404 Background: Testicular sarcomas represent less than 1% of all testicular tumors in adults. Because of their rarity, little is known about the features and outcomes of these tumors. We present an analysis of the prognosis and survival predictors in patients with testicular sarcomas from the Surveillance, Epidemiology, and End Results Program (SEER). Methods: Using the SEER registry, we identified adults with testicular sarcomas between 1980 and 2013. Cases were identified using a combination of ICD-O-3 site and histology codes.

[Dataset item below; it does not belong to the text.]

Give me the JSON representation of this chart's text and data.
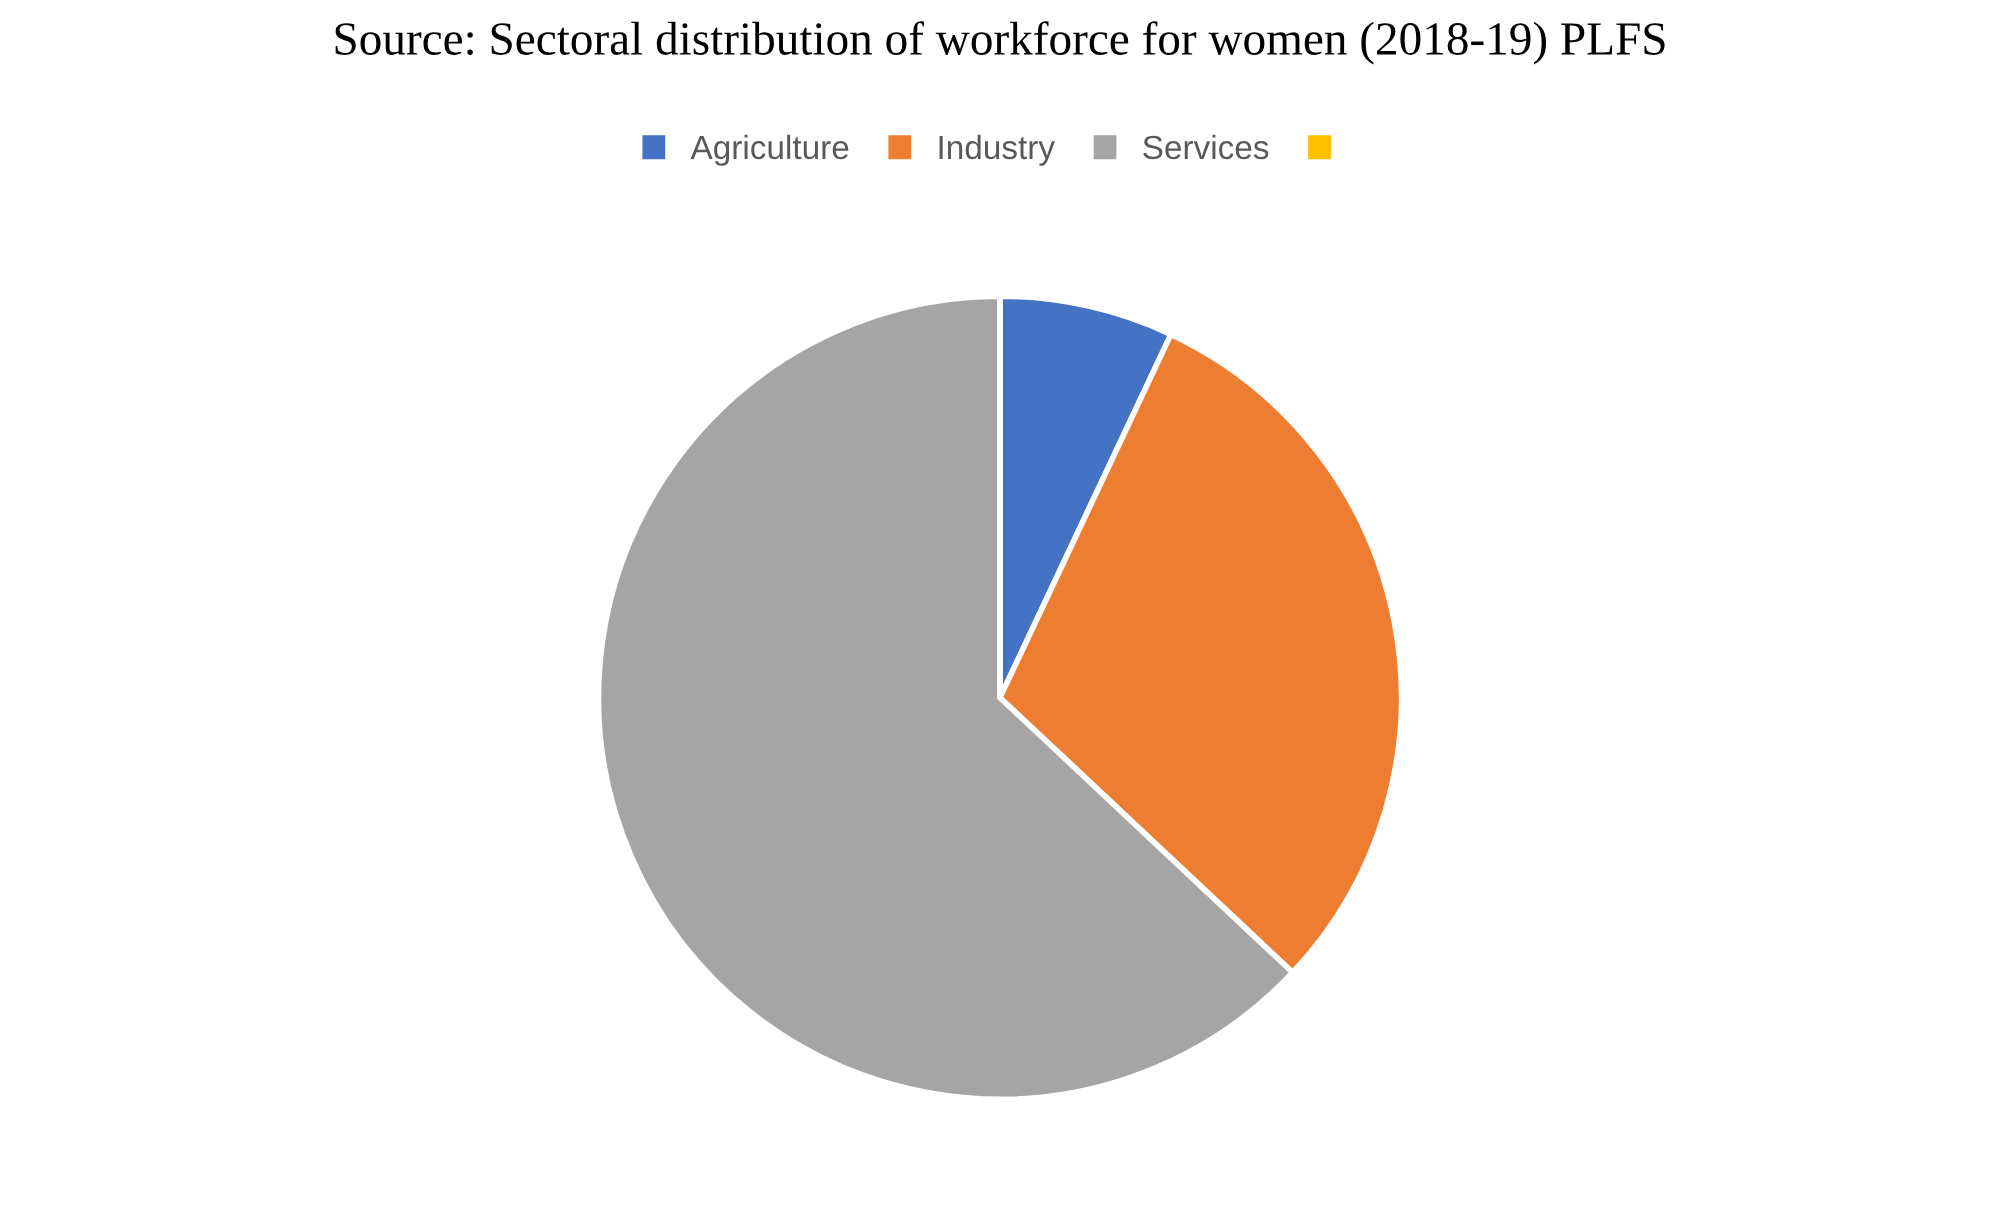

The JMP and SEER*STAT 8.3.2 were used for statistical analysis. Overall survival (OS) was analyzed using the Kaplan-Meier method. The prognostic effect of variables was studied using Cox proportional hazards models. Results: We identified 264 patients with testicular sarcomas with a median follow-up time of 9.2 years. The median age at diagnosis was 55 years (range 15-94) and the median tumor size was 6.6 cm (range 0.7-45). 20% of patients with documented staging presented with de novo metastatic disease. Rhabdomyosarcomas were the most common histology (37%). The median OS was 129 months (95%; CI 85-180). OS rates at 1 year and 5 years were 85% and 62% respectively. 53% of deaths were related to cancer. 1-year OS rates for localized, locally advanced and metastatic disease were 91%, 93% and 53% (P<0.0001). Variables that were significant for survival in univariate analysis included age, histology, stage, and surgical resection. Factors that negatively affected survival in multivariate analysis were age >55 years (HR 2; 95% CI, 1.1-3.7), advanced stage (HR 4.8; 95% CI, 2.7-8.4) and surgical unresectability (HR 3.7; 95% CI, 1.1-9.3). Patients with rhabdomyosarcoma had favorable outcomes compared to other histologies (59% vs 17% alive at 10 years, P=0.01). Conclusions: Testicular sarcomas are rare entities with overall good prognosis after surgical resection. Patients presenting with distant metastases, however, have worse outcomes with only about 50% of the patients alive at 1 year. Rhabdomyosarcomas are the most common histology encountered and have relatively better survival. Younger age, earlier stage and surgical resection are factors associated with significantly better outcomes.